Published in JAMA Open Network, the study of 620 ACOs in the Medicare Shared Savings Program from April 2012 to September 2017 found that ACOs with a balance of specialty and primary care had $1,129 lower annual spending per beneficiary versus ACOs with a specialist visit proportion of less the 35 percent, and $752 lower annual spending per beneficiary compared to ACOs with a specialist visit proportion of 60 percent of more.

“This study provides an empirical backing to the idea that a balance between primary care providers and specialists in the delivery of care for ACO patients, especially high-risk patients with chronic conditions, appears to provide optimal cost savings, or lower expenditures, for these organizations,” lead author Vishal Shetty, MS, a University of Massachusetts Amherst PhD student in the School of Public Health and Health Sciences, stated in a press release.

“We speculated that would be the case, but I don't think we anticipated $1,000 lower spending per patient in the more balanced ACOs,” he said.

Created by the Affordable Care Act, ACOs are an alternative payment and care delivery system that aim to reduce Medicare spending while improving care quality through care coordination. Since their inception, the organizations have relied on primary care providers to accomplish the model’s goals while reducing expensive inpatient care.

“The central message has been that the providers within the ACO need to focus on delivering care through primary care providers,” explained Shetty.

But the study from Shetty and three assistant professors – David Chin, Laura Balzer, and Kimberley Geissler – revealed that specialists also play a key role in reducing costs for ACOs.
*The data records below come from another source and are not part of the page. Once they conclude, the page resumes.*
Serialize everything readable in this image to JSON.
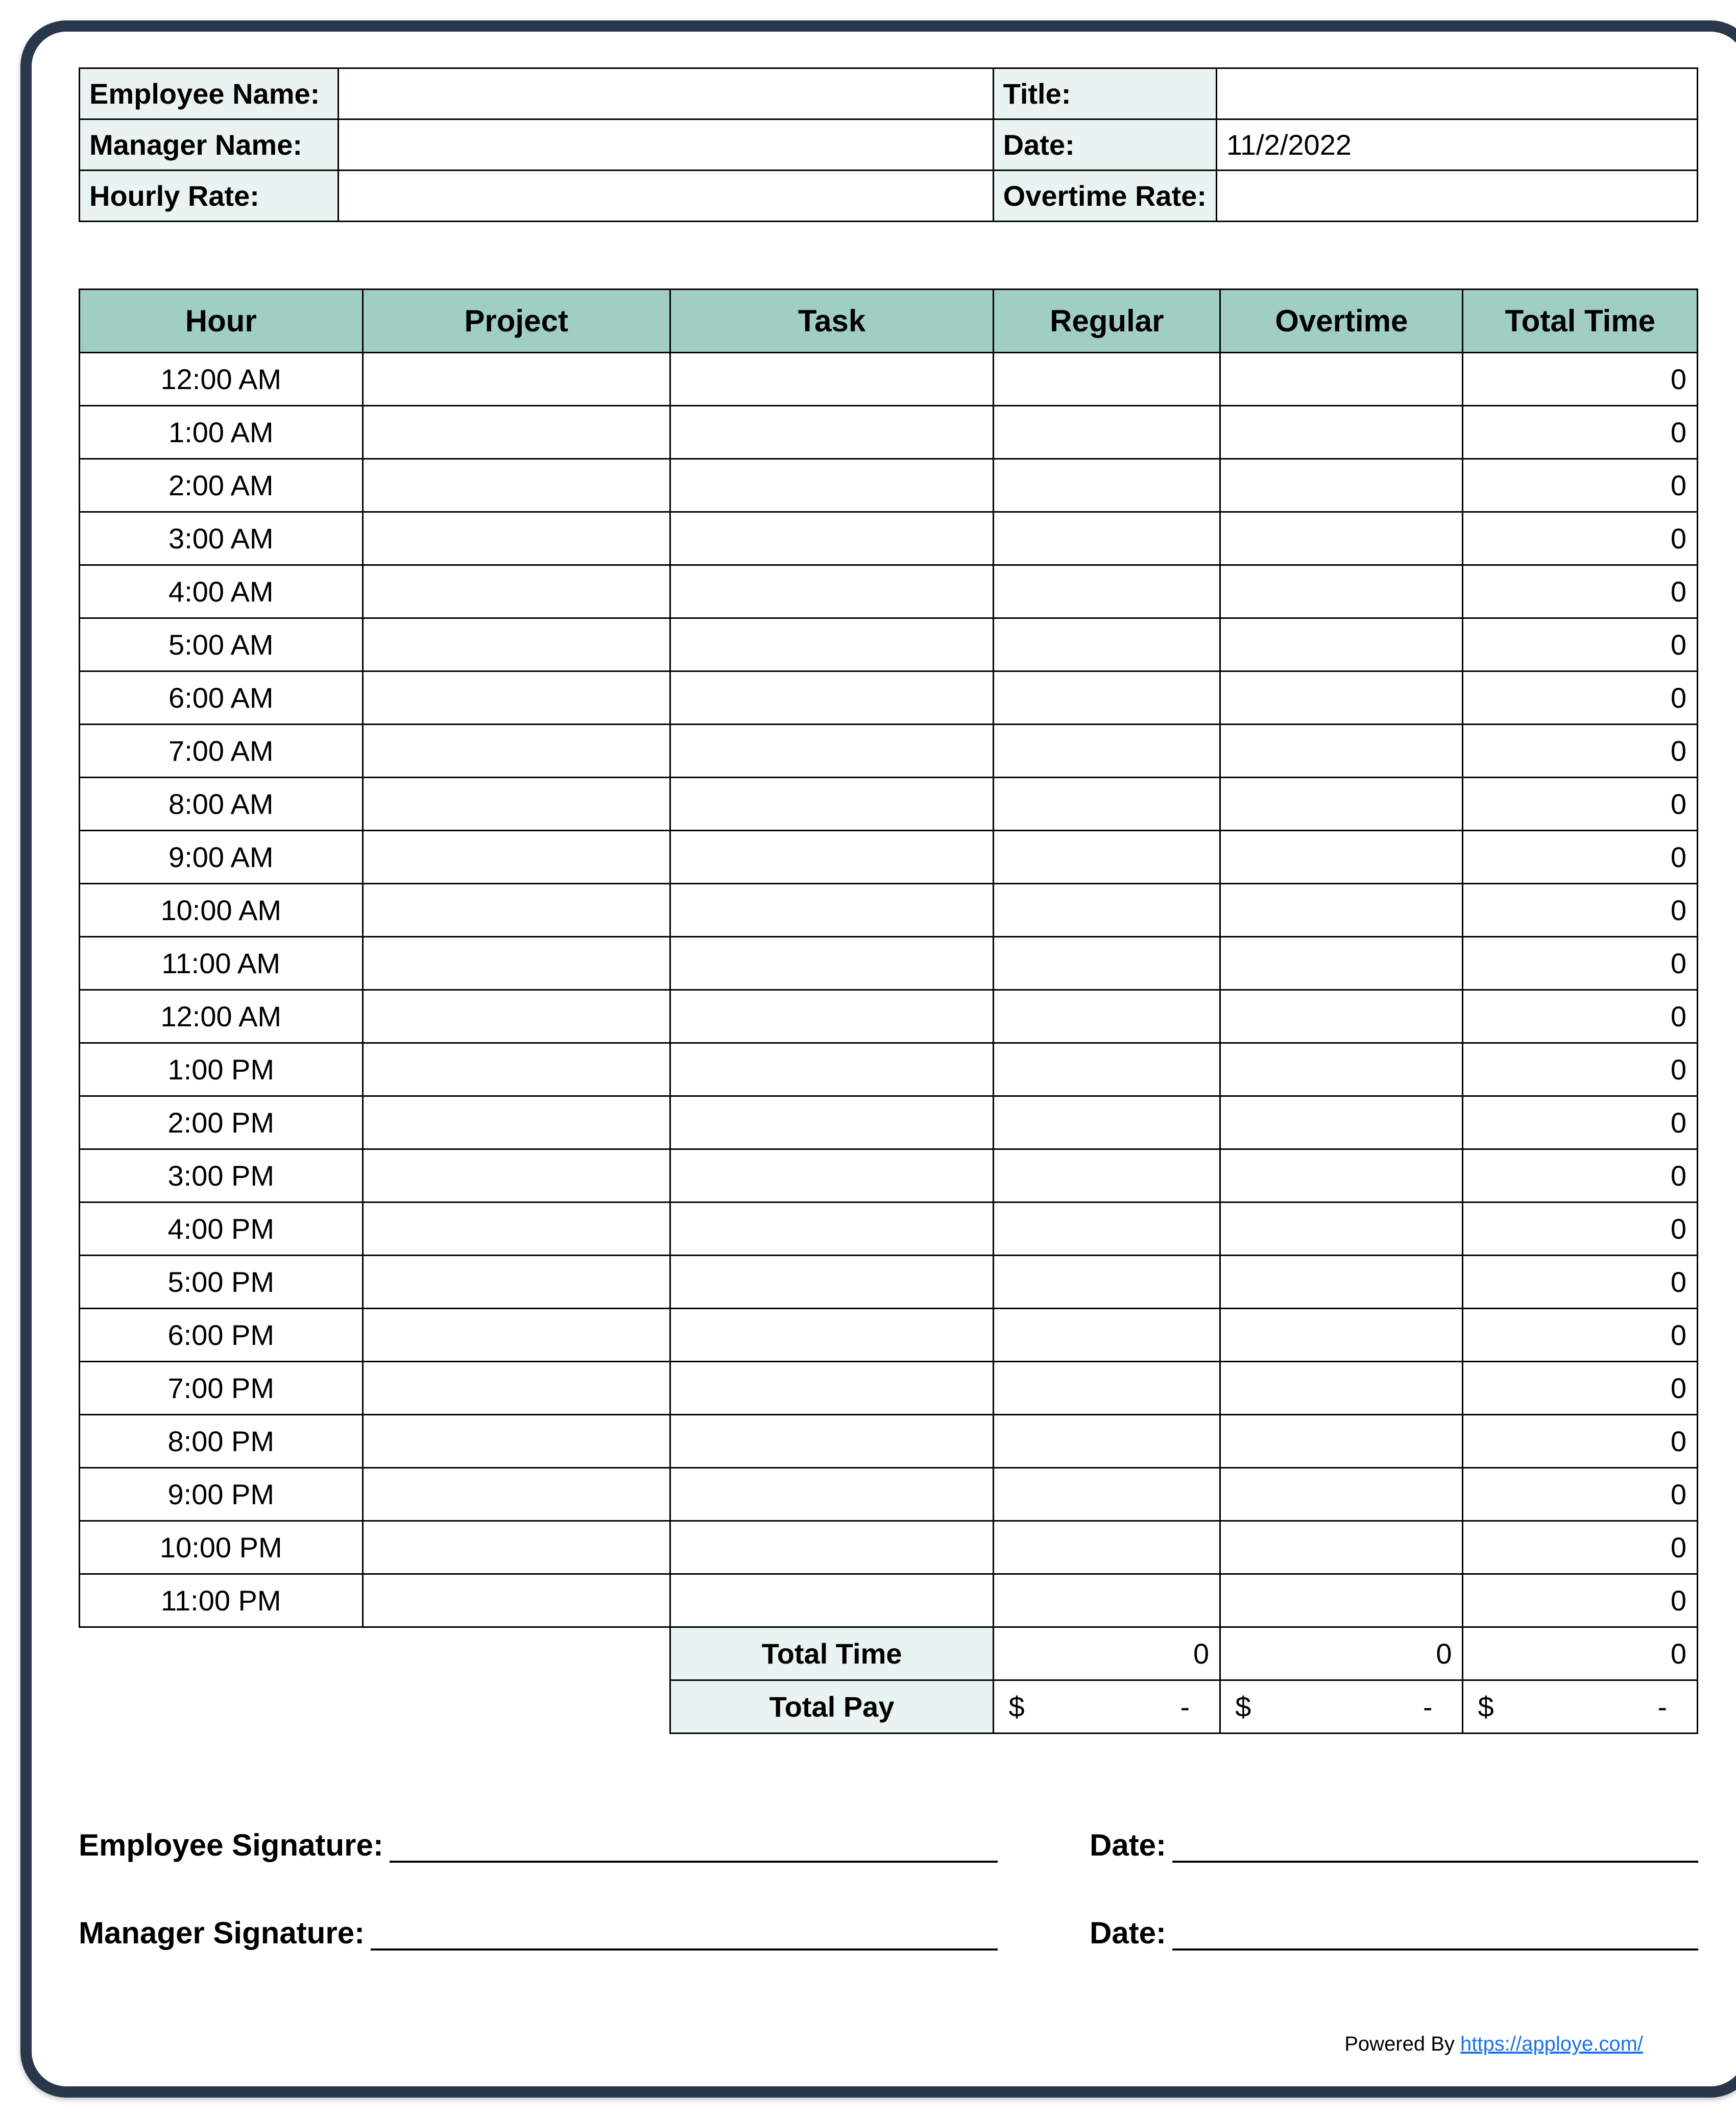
{
  "colors": {
    "page_border": "#28384a",
    "cell_border": "#000000",
    "header_teal": "#a0cec3",
    "pale_teal": "#e9f3f1",
    "link_blue": "#1a73e8",
    "background": "#ffffff"
  },
  "info": {
    "labels": {
      "employee_name": "Employee Name:",
      "title": "Title:",
      "manager_name": "Manager Name:",
      "date": "Date:",
      "hourly_rate": "Hourly Rate:",
      "overtime_rate": "Overtime Rate:"
    },
    "values": {
      "employee_name": "",
      "title": "",
      "manager_name": "",
      "date": "11/2/2022",
      "hourly_rate": "",
      "overtime_rate": ""
    },
    "column_widths_pct": [
      16,
      41,
      13,
      30
    ]
  },
  "timesheet": {
    "headers": [
      "Hour",
      "Project",
      "Task",
      "Regular",
      "Overtime",
      "Total Time"
    ],
    "column_widths_pct": [
      17.5,
      19,
      20,
      14,
      15,
      14.5
    ],
    "rows": [
      {
        "hour": "12:00 AM",
        "project": "",
        "task": "",
        "regular": "",
        "overtime": "",
        "total": "0"
      },
      {
        "hour": "1:00 AM",
        "project": "",
        "task": "",
        "regular": "",
        "overtime": "",
        "total": "0"
      },
      {
        "hour": "2:00 AM",
        "project": "",
        "task": "",
        "regular": "",
        "overtime": "",
        "total": "0"
      },
      {
        "hour": "3:00 AM",
        "project": "",
        "task": "",
        "regular": "",
        "overtime": "",
        "total": "0"
      },
      {
        "hour": "4:00 AM",
        "project": "",
        "task": "",
        "regular": "",
        "overtime": "",
        "total": "0"
      },
      {
        "hour": "5:00 AM",
        "project": "",
        "task": "",
        "regular": "",
        "overtime": "",
        "total": "0"
      },
      {
        "hour": "6:00 AM",
        "project": "",
        "task": "",
        "regular": "",
        "overtime": "",
        "total": "0"
      },
      {
        "hour": "7:00 AM",
        "project": "",
        "task": "",
        "regular": "",
        "overtime": "",
        "total": "0"
      },
      {
        "hour": "8:00 AM",
        "project": "",
        "task": "",
        "regular": "",
        "overtime": "",
        "total": "0"
      },
      {
        "hour": "9:00 AM",
        "project": "",
        "task": "",
        "regular": "",
        "overtime": "",
        "total": "0"
      },
      {
        "hour": "10:00 AM",
        "project": "",
        "task": "",
        "regular": "",
        "overtime": "",
        "total": "0"
      },
      {
        "hour": "11:00 AM",
        "project": "",
        "task": "",
        "regular": "",
        "overtime": "",
        "total": "0"
      },
      {
        "hour": "12:00 AM",
        "project": "",
        "task": "",
        "regular": "",
        "overtime": "",
        "total": "0"
      },
      {
        "hour": "1:00 PM",
        "project": "",
        "task": "",
        "regular": "",
        "overtime": "",
        "total": "0"
      },
      {
        "hour": "2:00 PM",
        "project": "",
        "task": "",
        "regular": "",
        "overtime": "",
        "total": "0"
      },
      {
        "hour": "3:00 PM",
        "project": "",
        "task": "",
        "regular": "",
        "overtime": "",
        "total": "0"
      },
      {
        "hour": "4:00 PM",
        "project": "",
        "task": "",
        "regular": "",
        "overtime": "",
        "total": "0"
      },
      {
        "hour": "5:00 PM",
        "project": "",
        "task": "",
        "regular": "",
        "overtime": "",
        "total": "0"
      },
      {
        "hour": "6:00 PM",
        "project": "",
        "task": "",
        "regular": "",
        "overtime": "",
        "total": "0"
      },
      {
        "hour": "7:00 PM",
        "project": "",
        "task": "",
        "regular": "",
        "overtime": "",
        "total": "0"
      },
      {
        "hour": "8:00 PM",
        "project": "",
        "task": "",
        "regular": "",
        "overtime": "",
        "total": "0"
      },
      {
        "hour": "9:00 PM",
        "project": "",
        "task": "",
        "regular": "",
        "overtime": "",
        "total": "0"
      },
      {
        "hour": "10:00 PM",
        "project": "",
        "task": "",
        "regular": "",
        "overtime": "",
        "total": "0"
      },
      {
        "hour": "11:00 PM",
        "project": "",
        "task": "",
        "regular": "",
        "overtime": "",
        "total": "0"
      }
    ],
    "summary": {
      "total_time_label": "Total Time",
      "total_pay_label": "Total Pay",
      "total_regular": "0",
      "total_overtime": "0",
      "total_total": "0",
      "pay_currency": "$",
      "pay_dash": "-"
    }
  },
  "signatures": {
    "employee_label": "Employee Signature:",
    "manager_label": "Manager Signature:",
    "date_label": "Date:"
  },
  "footer": {
    "prefix": "Powered By ",
    "link_text": "https://apploye.com/"
  }
}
Not only do ACOs with a balance of specialty and primary care office visits report significantly lower costs, but specialty visits helped to prevent expensive, adverse events, such as an emergency department (ED) visit.

The study found that as the proportion of specialty visits increased in an ACO, the number of ED visits, hospital discharges, and skilled nursing facility discharges fell.
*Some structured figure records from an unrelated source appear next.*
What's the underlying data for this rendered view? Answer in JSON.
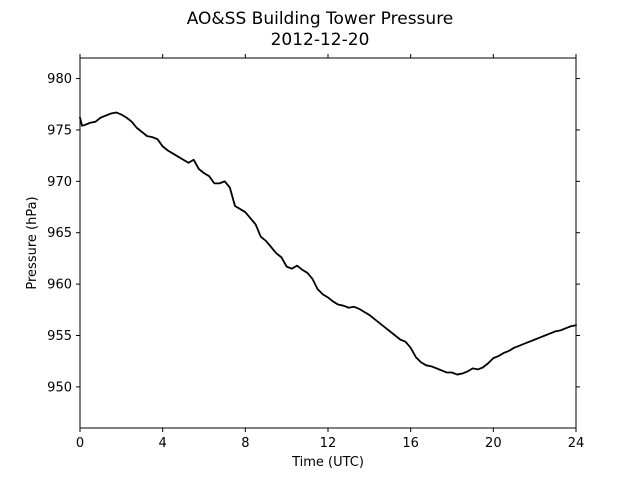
{
  "chart_data": {
    "type": "line",
    "title": "AO&SS Building Tower Pressure",
    "subtitle": "2012-12-20",
    "xlabel": "Time (UTC)",
    "ylabel": "Pressure (hPa)",
    "xlim": [
      0,
      24
    ],
    "ylim": [
      946,
      982
    ],
    "xticks": [
      0,
      4,
      8,
      12,
      16,
      20,
      24
    ],
    "yticks": [
      950,
      955,
      960,
      965,
      970,
      975,
      980
    ],
    "grid": false,
    "line_color": "#000000",
    "series": [
      {
        "x": [
          0,
          0.1,
          0.25,
          0.5,
          0.75,
          1.0,
          1.25,
          1.5,
          1.75,
          2.0,
          2.25,
          2.5,
          2.75,
          3.0,
          3.25,
          3.5,
          3.75,
          4.0,
          4.25,
          4.5,
          4.75,
          5.0,
          5.25,
          5.5,
          5.75,
          6.0,
          6.25,
          6.5,
          6.75,
          7.0,
          7.25,
          7.5,
          7.75,
          8.0,
          8.25,
          8.5,
          8.75,
          9.0,
          9.25,
          9.5,
          9.75,
          10.0,
          10.25,
          10.5,
          10.75,
          11.0,
          11.25,
          11.5,
          11.75,
          12.0,
          12.25,
          12.5,
          12.75,
          13.0,
          13.25,
          13.5,
          13.75,
          14.0,
          14.25,
          14.5,
          14.75,
          15.0,
          15.25,
          15.5,
          15.75,
          16.0,
          16.25,
          16.5,
          16.75,
          17.0,
          17.25,
          17.5,
          17.75,
          18.0,
          18.25,
          18.5,
          18.75,
          19.0,
          19.25,
          19.5,
          19.75,
          20.0,
          20.25,
          20.5,
          20.75,
          21.0,
          21.25,
          21.5,
          21.75,
          22.0,
          22.25,
          22.5,
          22.75,
          23.0,
          23.25,
          23.5,
          23.75,
          24.0
        ],
        "values": [
          976.2,
          975.4,
          975.5,
          975.7,
          975.8,
          976.2,
          976.4,
          976.6,
          976.7,
          976.5,
          976.2,
          975.8,
          975.2,
          974.8,
          974.4,
          974.3,
          974.1,
          973.4,
          973.0,
          972.7,
          972.4,
          972.1,
          971.8,
          972.1,
          971.2,
          970.8,
          970.5,
          969.8,
          969.8,
          970.0,
          969.4,
          967.6,
          967.3,
          967.0,
          966.4,
          965.8,
          964.6,
          964.2,
          963.6,
          963.0,
          962.6,
          961.7,
          961.5,
          961.8,
          961.4,
          961.1,
          960.5,
          959.5,
          959.0,
          958.7,
          958.3,
          958.0,
          957.9,
          957.7,
          957.8,
          957.6,
          957.3,
          957.0,
          956.6,
          956.2,
          955.8,
          955.4,
          955.0,
          954.6,
          954.4,
          953.8,
          952.9,
          952.4,
          952.1,
          952.0,
          951.8,
          951.6,
          951.4,
          951.4,
          951.2,
          951.3,
          951.5,
          951.8,
          951.7,
          951.9,
          952.3,
          952.8,
          953.0,
          953.3,
          953.5,
          953.8,
          954.0,
          954.2,
          954.4,
          954.6,
          954.8,
          955.0,
          955.2,
          955.4,
          955.5,
          955.7,
          955.9,
          956.0
        ]
      }
    ]
  }
}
The finding that greater spending per beneficiary among ACOs with the lowest specialist encounter proportion indicated that patients attributed to these organizations receive outpatient care – largely delivered by a primary care provider – associated with higher ED, hospital, and SNF encounter rates, the study stated.

“We speculated that patients seen only or primarily by primary care providers may receive suboptimal care, especially if they are chronic-care, high-risk patients,” Shetty said.

Balancing specialty and primary care visits will become increasingly important as the number of individuals suffering from chronic conditions increases.

Six in ten adults in the US currently have at least one chronic condition, such as cancer, heart disease, or diabetes, the CDC reports. And that number is likely to increase as the aging population significantly increases and becomes more susceptible to chronic conditions that worsen with age, such as hypertension and heart disease.

Primary care providers are good gatekeepers to the healthcare system for individuals with chronic conditions, but specialty care is critical to successfully managing disease progression and symptoms and reducing the number of expensive adverse events as the study found.

However, researchers suggested that ACOs do not currently have the right incentives to bring in specialists.

“There aren’t strong incentives as it stands now for specialists to join ACOs,” Shetty said. “Fee-for-service reimbursement is still a higher incentive.”

ACOs should consider increasing accountability for specialists, researchers advised. ACO leaders and policymakers should consider mandatory specialist representation in ACO governance. Beneficiary attribution by specialist could also incent specialists to participate in the value-based reimbursement model.